In 1948, the Kellogg-Hubbard Library approached the Gallery with a desire to join the two cultural enterprises of the city into one building. In 1953 the Gallery moved into a location on the upper story of the library. One of its notable installations in this space was a series of friezes that ran along the top ceilings of the gallery. Gifted to the museum in 1896, the Wood friezes consisted of plaster copies of friezes from the Parthenon, from the façade of the organ gallery in the Florence Cathedral sculpted by Donatello Bardi, and from the same cathedral which were sculpted between 1431 and 1440 by Luca Della Robbia. The friezes were gifted by the Gallery to Kellogg-Hubbard and are still on view at the library. The partnership of the two community organizations was a successful one for years until the expansion of both institutions indicated a need for a venue change.
In 1985, Vermont College at Norwich University invited the Wood Gallery to move into College Hall. The Gallery stayed at that location until 2012 when we found our permanent home at 46 Barre St. in Montpelier, VT. The building was a joint purchase of T.W. Wood Gallery, Monteverdi Music School, and the River Rock School. The Center for Arts and Learning was created at the time as a nonprofit organization to manage the building for the partner-owners. In 2020, T.W. Wood Gallery bought out River Rock’s share of the building.
The building was originally a convent built in the early 20th century with an attached elementary school from the 1950s. The convent houses the Center for Arts and Learning and Monteverdi Music School. T.W. Wood Gallery occupies the two-story former elementary school with galleries and exhibition space on the second floor and classrooms for youth and adult education on the first.
What has changed with the gallery's mission and programming over the past?
In the past 130 years we have maintained our mission that art should be available to all. In the mid 1950’s the Federal Government decided that we should be the caretakers of the Vermont WPA Collection. We are one of a few museums who have dedicated space to this program. The addition of contemporary exhibition spaces and a thriving art education program for youth and adults has brought us to where we are today.
We loved the Community Mural Art Project started at your summer Art Camp and completed during the Independence Day celebration on the statehouse lawn. The final mural is hanging outside at the Montpelier Transit Center for all to enjoy. What are some creative projects and directions for the Gallery you are planning?
As the oldest museum of American Art in the state, it is surprising how few people know what a gem we have in the TW Wood Gallery. With that in mind I have been working closely with Montpelier Alive to bring the Gallery around the corner into downtown activities. We projected images of the collection on the side of Walgreens for T.W.’s 200th birthday celebration. We host a monthly Drink, Draw, and Doodle at Bent Nails Bistro. We also received funding to provide scholarships to refugee families welcoming the newest members of our community.

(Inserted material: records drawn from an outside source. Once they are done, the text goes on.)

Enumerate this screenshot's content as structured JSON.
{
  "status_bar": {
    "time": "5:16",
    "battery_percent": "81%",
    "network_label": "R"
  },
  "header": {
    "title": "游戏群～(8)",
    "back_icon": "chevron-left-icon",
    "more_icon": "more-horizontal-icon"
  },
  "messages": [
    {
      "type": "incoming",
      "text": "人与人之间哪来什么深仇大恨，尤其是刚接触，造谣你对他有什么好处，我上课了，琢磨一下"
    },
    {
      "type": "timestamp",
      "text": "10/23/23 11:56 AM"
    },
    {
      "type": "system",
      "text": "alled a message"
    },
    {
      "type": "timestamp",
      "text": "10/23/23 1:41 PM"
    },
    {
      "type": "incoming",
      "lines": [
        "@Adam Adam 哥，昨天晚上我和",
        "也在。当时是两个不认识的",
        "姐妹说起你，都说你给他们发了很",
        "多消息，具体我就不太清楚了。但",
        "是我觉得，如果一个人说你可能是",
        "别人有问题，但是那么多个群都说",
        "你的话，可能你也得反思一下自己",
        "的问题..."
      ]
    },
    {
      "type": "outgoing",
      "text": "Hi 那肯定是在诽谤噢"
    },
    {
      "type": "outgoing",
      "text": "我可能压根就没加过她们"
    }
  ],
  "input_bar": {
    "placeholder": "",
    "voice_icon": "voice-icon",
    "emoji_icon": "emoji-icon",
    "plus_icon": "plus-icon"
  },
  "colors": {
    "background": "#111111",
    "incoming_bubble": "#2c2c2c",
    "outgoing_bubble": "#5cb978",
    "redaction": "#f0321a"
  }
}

Project project projects! Well, we’ve got Murder at the Museum: A Mystery Fundraiser on November 1. I am getting ready for free community Lantern workshops November 2nd and 9th, in preparation for the Parade on November 16th. In the spring I will be dependent on community volunteers to help me paint a mural in Julio's parking lot. I’ve got a few more ideas percolating and I don't want to give anything away too soon.
What do you like most about Montpelier?
I fell in love with Montpelier in February of 1999 when I arrived for my first MFA residency at the then Vermont College of Norwich University. Driving down East State street, my car loaded with art, a tear escaped down my cheek as I thought to myself “Why can’t my life be Vermont?” 10 years later it was. I love the size of the town, the people, the work ethic, the pace, beauty, the list goes on and on.